Arsenault, Louise Gallant | Bowing Down Home
Biography
Louise Gallant Arsenault grew up in a large musical family; before her family home got hooked up to electricity in 1967, her family often played music together in the evenings to pass the time. Her father, the fiddler Alyre Gallant, noted her aptitude at a young age and jigged tunes to her until she found them on the fiddle. She was one of the last fiddlers with a traditional Island style to develop in Prince County, and has an extremely independent attitude towards developing and maintaining her own tune versions, or twists.
Fiddling females were still very much a curiosity in the Evangeline Coast region during Louise’s childhood, despite the substantial precedent that had been set there decades earlier by Zélie-Anne Arsenault Poirier and her sisters. This was very much a mixed blessing. On the plus side, her talents were much in demand for community events. Once she reached adolescence, however, pressures to quit were strong enough that she felt she needed to put the instrument aside for a while.
When I first recorded her in 1992, Louise was a powerful dance fiddler who was also a mainstay at Acadian Festivals and a regular performer at La Cuisine à Mémé (Granny's Kitchen), a dinner theatre production based in Mont Carmel. From this production grew the band Barachois, which toured widely throughout North America, Britain and Western Europe, and enabled Louise to support herself as a professional musician for nearly a decade.

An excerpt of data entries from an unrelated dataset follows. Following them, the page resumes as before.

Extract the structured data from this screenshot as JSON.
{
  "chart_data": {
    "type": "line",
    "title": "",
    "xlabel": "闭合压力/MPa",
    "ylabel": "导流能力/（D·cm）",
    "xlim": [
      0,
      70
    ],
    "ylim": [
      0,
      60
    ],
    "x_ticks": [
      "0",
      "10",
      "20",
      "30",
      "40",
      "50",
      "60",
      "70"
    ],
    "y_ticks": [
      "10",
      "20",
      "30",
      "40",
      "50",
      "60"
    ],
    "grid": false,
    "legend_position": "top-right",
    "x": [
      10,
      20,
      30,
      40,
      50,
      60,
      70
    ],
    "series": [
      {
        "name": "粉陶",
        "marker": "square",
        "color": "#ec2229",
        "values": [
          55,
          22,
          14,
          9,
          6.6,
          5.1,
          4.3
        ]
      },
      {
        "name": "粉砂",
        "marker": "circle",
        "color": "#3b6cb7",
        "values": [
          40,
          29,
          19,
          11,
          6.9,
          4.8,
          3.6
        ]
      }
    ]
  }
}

With Barachois in the past and a new band brewing, Louise’s energies have focused on the preservation of Acadian music through teaching and serving as a band coach; in 2006 she had a long range plan to found a fiddle-teaching camp on the Evangeline Coast.
Of special interest to fiddlers: Louise offers an explanation of the bowing technique that produces Acadian style sawstroke syncopation (what she calls "shuffles").